Ravontae is breathing with the help of a ventilator and is in pediatric intensive care.
“I’m scared for him,” Ransburgh said.
She now advises parents to be cautious. “Be careful about letting others hold your babies,” she said, “or ask them to wear a mask. Don’t take chances.”
The increase of RSV this summer is a byproduct of the loosening of COVID-19 precautions, Gartrell said.
“We think that, because children were sequestered more last year, wore masks and washed their hands more, RSV wasn’t as prevalent,” he said. “This year, as things began to open back up and people stopped wearing masks and washing their hands as often, the number of RSV cases started climbing.”
Usually, RSV surges happen in the winter. Summertime hospitalizations tend to be less for viral infections and more for planned surgeries or trauma from accidents.
“In the summer, we usually have time to prepare for higher patient numbers in the winter, but we are seeing those numbers now,” Taylor said.
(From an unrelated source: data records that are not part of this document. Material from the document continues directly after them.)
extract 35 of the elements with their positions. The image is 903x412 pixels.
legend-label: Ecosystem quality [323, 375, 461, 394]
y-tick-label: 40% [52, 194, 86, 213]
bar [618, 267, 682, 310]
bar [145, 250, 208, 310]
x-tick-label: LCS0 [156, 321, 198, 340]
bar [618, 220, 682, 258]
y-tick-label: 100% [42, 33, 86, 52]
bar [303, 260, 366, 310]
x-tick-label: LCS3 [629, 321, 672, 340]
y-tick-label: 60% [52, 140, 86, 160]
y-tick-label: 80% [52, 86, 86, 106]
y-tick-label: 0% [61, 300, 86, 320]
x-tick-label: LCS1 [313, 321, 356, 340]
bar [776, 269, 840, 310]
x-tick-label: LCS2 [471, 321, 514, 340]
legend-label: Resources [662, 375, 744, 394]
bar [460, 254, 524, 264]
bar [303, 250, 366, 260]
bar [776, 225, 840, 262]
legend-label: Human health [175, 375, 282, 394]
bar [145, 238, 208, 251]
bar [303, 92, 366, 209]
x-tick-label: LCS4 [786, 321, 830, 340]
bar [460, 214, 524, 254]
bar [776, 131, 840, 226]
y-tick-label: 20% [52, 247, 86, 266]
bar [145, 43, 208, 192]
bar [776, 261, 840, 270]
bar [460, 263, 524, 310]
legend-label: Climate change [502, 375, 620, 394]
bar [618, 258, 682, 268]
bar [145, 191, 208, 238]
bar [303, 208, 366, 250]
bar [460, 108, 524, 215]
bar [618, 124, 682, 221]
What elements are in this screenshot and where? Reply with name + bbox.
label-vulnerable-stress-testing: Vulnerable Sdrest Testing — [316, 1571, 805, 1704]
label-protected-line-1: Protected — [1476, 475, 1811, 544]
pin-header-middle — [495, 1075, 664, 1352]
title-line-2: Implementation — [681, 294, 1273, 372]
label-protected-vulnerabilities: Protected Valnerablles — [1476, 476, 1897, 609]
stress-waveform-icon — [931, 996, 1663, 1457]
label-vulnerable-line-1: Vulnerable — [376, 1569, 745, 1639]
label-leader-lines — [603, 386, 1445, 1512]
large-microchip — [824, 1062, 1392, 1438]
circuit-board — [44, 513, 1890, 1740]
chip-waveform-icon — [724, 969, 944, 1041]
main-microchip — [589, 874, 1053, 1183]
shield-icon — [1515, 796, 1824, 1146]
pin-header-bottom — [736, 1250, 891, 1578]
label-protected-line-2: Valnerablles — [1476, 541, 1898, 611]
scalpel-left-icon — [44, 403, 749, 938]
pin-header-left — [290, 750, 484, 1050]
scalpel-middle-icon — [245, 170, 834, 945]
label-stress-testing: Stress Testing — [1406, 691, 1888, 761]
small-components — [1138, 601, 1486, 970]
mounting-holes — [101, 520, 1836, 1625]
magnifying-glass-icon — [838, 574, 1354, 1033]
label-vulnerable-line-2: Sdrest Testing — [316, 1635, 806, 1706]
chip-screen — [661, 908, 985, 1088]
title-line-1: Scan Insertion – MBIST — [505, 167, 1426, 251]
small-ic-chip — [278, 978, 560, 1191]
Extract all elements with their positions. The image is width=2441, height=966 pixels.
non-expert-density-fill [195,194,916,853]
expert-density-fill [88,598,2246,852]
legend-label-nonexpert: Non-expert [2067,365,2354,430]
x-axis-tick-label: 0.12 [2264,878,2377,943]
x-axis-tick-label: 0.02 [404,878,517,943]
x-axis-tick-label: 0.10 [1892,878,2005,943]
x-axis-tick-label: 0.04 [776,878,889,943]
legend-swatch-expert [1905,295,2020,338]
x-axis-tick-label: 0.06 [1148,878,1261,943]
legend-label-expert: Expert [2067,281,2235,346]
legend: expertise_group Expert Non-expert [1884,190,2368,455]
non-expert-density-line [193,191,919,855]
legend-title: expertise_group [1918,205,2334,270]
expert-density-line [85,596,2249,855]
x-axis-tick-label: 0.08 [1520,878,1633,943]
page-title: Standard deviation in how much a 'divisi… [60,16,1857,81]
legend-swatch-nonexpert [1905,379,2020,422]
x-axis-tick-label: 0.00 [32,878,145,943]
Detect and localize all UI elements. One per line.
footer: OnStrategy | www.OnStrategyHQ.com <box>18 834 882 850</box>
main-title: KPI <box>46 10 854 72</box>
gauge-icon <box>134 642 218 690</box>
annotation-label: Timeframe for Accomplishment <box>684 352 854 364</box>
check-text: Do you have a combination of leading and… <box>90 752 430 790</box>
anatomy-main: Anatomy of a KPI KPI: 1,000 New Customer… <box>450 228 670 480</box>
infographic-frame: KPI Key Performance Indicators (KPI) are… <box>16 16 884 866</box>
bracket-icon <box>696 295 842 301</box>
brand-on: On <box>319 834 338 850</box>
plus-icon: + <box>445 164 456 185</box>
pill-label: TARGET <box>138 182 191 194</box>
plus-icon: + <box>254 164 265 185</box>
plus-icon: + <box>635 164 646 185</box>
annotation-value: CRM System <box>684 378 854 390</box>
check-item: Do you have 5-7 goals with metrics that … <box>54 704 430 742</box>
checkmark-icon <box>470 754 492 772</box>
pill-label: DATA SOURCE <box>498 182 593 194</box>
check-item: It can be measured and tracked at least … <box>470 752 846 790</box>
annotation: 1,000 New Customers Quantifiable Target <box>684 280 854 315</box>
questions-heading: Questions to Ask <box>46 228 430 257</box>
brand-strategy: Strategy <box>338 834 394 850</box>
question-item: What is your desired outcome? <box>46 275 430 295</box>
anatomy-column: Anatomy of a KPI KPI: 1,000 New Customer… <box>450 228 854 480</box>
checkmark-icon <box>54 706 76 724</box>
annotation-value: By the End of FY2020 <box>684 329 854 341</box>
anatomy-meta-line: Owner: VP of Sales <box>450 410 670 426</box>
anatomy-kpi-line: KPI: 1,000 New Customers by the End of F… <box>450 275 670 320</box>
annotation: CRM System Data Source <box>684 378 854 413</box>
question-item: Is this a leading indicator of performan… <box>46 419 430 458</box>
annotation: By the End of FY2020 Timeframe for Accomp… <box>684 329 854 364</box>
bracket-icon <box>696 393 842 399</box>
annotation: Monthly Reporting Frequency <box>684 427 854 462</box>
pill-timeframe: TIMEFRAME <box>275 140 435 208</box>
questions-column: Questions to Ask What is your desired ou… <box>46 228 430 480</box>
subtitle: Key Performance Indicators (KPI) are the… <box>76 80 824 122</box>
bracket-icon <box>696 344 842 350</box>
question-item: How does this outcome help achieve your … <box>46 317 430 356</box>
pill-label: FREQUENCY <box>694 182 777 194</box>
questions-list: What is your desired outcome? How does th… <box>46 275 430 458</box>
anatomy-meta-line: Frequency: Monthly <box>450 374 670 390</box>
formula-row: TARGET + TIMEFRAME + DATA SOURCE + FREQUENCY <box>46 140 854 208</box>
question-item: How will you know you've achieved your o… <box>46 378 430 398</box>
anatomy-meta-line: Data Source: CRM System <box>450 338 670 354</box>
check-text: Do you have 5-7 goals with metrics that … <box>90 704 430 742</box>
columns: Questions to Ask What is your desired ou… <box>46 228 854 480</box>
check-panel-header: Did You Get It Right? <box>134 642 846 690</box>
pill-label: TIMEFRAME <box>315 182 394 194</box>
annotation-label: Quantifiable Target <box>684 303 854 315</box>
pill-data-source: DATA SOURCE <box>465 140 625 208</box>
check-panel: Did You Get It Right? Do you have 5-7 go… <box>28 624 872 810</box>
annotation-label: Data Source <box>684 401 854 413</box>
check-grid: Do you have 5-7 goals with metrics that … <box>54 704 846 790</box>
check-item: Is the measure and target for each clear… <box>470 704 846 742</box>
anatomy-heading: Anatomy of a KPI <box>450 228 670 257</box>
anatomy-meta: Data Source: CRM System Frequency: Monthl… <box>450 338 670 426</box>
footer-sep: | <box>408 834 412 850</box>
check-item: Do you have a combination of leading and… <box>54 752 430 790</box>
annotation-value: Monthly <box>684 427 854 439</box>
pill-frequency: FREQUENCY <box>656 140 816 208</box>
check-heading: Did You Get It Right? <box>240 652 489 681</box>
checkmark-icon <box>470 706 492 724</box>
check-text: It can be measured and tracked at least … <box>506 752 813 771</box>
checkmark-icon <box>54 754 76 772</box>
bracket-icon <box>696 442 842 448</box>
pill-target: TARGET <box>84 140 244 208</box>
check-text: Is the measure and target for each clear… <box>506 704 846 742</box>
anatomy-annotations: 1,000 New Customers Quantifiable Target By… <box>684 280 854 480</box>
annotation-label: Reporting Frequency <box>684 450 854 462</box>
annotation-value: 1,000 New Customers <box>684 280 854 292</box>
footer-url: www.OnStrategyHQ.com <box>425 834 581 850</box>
The start of a new school year could bring a rise in viral infections, said Dr. April Palmer, professor and chief of pediatric infectious diseases.
“I’m concerned about schools not consistently recommending masking at the start of the school year, which we know works,” she said. “I have looked at many school district plans for the upcoming school year, and many are outdated, made before the last COVID wave. I would ask parents to push their local schools and school boards for universal masking.”
For younger children, RSV is a danger. “RSV is worse for kids younger than 2, who are unable to wear masks.”
To fight RSV and other viral infections, Palmer recommends good hand hygiene and keeping children home from school or daycare when ill.
There is no vaccine against RSV, and treatment includes making sure children are getting enough oxygen and are not becoming dehydrated.
Having high levels of RSV now doesn’t mean the virus, or COVID-19 and its variants, won’t also infect children this winter.
New guidance from the CDC and the Mississippi Department of Health recommending that even those who are fully vaccinated against COVID-19 wear face masks in public places will likely curtail the spread of RSV as well as COVID-19.
“It’s hard to ask people to live the rest of their lives distanced and behind a mask, but a combination of social distancing, hand hygiene, mask-wearing and vaccinations is the only thing that will get us all back to some normalcy,” Gartrell said. “What we do now will determine what happens later. If we don’t take precautions now, we could have a rough winter ahead.”